Saturday, June 28, 2014

June 4, 2014 Trying

     I'm still of two minds about going ahead with the surgery, but I'm going along as if I will go through with it.  Very few have asked what I planned to do after my first surgery, an entire year ago.   And this is by no means an attempt to lay a guilt  trip on anyone.  During the long cold difficult winter past, I came to the realization of that which I already knew, that as time goes by, the more I must rely on myself to decide about myself.  I feel as if my life is like the cosmetic racks at drug stores.  A tube of lipstick or makeup is removed from the little tray, and the other tubes, all waiting invisibly behind, rush forward to claim its space.  There is no room for the removed tube to find its way back.  It is true  that nature abhors a vacuum, and apparently even the threat of one.   The ousted tube may find itself squeezed in above its former home, or else laid loose on the shelf beneath.  It can't go home again. 

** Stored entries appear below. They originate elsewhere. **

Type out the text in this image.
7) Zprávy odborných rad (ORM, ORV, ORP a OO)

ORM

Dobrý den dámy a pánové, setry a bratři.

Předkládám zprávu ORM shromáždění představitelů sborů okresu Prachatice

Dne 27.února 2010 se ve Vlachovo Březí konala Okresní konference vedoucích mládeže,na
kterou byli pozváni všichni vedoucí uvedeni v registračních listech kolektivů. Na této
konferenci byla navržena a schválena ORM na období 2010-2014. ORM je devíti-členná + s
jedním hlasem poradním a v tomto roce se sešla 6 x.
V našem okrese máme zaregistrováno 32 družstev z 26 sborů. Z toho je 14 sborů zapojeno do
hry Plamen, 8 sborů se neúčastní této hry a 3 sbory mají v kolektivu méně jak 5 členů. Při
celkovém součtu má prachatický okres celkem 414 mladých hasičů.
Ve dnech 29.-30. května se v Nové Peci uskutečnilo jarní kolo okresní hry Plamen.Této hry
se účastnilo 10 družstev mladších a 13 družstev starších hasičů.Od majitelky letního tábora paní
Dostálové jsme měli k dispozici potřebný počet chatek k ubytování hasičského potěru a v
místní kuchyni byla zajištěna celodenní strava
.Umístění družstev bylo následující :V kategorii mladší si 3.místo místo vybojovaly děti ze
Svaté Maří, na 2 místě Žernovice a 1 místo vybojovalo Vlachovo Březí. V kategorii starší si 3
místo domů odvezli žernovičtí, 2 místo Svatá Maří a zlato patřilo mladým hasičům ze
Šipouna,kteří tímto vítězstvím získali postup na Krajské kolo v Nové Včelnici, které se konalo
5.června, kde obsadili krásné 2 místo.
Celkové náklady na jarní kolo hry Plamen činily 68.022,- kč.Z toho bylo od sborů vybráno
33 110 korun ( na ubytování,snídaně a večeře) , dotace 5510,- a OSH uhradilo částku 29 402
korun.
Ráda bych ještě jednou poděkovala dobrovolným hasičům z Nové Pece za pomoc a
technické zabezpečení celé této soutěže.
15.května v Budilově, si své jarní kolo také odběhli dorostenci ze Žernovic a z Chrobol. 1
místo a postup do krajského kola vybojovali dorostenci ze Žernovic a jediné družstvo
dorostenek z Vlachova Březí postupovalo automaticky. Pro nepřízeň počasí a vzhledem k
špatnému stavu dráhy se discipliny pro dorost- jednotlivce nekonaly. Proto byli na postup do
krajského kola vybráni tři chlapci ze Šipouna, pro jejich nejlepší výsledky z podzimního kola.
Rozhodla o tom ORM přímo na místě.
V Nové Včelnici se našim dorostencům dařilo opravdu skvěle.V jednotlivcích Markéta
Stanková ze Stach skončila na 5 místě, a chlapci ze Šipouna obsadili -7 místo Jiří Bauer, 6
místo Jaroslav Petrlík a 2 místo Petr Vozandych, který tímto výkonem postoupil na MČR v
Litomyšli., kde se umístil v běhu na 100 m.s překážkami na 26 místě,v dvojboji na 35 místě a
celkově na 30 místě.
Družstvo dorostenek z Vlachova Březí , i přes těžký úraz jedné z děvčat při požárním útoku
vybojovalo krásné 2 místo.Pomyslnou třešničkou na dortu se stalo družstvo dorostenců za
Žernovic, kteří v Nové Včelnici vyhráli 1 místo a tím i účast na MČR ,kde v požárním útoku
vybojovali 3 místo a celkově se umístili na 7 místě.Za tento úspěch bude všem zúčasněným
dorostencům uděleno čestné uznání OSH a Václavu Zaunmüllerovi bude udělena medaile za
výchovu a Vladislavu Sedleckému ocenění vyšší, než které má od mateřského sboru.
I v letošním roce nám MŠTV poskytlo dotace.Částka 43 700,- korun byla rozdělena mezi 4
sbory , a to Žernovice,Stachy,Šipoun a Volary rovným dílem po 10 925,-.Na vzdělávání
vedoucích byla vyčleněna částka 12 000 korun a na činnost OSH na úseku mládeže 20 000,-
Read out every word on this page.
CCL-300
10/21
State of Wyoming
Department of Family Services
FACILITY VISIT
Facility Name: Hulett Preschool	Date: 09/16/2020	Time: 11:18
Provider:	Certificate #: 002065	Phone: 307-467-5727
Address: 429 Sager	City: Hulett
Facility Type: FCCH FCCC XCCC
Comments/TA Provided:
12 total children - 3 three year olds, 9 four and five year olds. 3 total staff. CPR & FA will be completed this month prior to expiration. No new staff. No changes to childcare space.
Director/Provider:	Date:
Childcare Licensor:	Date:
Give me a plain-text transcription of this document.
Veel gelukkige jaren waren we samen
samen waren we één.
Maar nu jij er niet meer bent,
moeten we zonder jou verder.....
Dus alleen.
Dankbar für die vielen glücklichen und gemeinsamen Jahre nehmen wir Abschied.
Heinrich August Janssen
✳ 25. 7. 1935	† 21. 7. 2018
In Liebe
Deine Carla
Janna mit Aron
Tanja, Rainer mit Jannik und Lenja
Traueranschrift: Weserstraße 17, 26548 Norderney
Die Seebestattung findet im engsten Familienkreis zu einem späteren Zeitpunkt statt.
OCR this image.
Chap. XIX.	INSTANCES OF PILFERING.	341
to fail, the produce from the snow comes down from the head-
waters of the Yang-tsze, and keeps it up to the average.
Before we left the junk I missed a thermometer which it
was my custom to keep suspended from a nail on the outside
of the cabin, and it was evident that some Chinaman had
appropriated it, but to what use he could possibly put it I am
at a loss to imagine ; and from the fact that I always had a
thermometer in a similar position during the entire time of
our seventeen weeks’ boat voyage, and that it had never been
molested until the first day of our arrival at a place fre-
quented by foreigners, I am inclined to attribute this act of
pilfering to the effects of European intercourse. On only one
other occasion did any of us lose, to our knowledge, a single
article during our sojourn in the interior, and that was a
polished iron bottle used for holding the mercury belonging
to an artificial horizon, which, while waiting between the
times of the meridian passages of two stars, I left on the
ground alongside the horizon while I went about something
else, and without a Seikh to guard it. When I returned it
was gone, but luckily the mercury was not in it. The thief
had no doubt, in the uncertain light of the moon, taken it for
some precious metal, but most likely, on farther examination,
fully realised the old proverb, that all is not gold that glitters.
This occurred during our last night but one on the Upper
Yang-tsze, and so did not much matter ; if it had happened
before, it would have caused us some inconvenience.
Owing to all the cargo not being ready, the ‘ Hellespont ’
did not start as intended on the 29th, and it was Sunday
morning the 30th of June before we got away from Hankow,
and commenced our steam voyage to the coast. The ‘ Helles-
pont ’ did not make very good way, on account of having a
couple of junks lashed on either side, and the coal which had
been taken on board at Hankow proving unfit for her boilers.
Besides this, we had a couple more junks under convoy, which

       I too have lost my place, in many ways.  Children, friends, jobs, social commitments all take on directions of their own, as aging proceeds at its own inexorable pace. 
       Anyway, I feel, almost, a sense of guilt to be so interested in myself as to contemplate anything major.  All my attempts to spark  conversation about my own deteriorating condition, and whether it's worth salvaging, have fallen on mostly deaf ears.  Yes, that is undeniably true.  It is one of the disillusionments of my life that I am almost completely without conversation. 
......Anyway, out of the wallowing and back to my original purpose of documenting the course of what may be a surgical procedure.  I paid my annual right-knee visit to the orthopedist, and based only on his objective assessment, said I would schedule a second surgery.  Everything was to be the same as last year.  I would need to have pre-surgical clearances from (1) my primary doctor and (2) the cardiologist I see once a year to track my blood pressure. 
     I put off scheduling those 2 clearance visits because of uncertainty as to whether to have the surgery or not. A million things could happen before then.  But today, I decided I would call the cardiologist's office, a good idea anyway, I thought.  The receptionist had no sooner answered the phone and taken my name and purpose for the call when I had another call come in.  Normally, I don't take such calls, but call them back later.  But this call was from the orthopedist's office.  I excused myself and took the call:   the call was to tell me that my surgery (real or fantasy) would be not at Samaritan but at St. Peter's.  After June 30, Dr. Congiusta will no longer perform surgery at Samaritan.  Now I'm really out of my comfort zone.  I must consult with my inner self.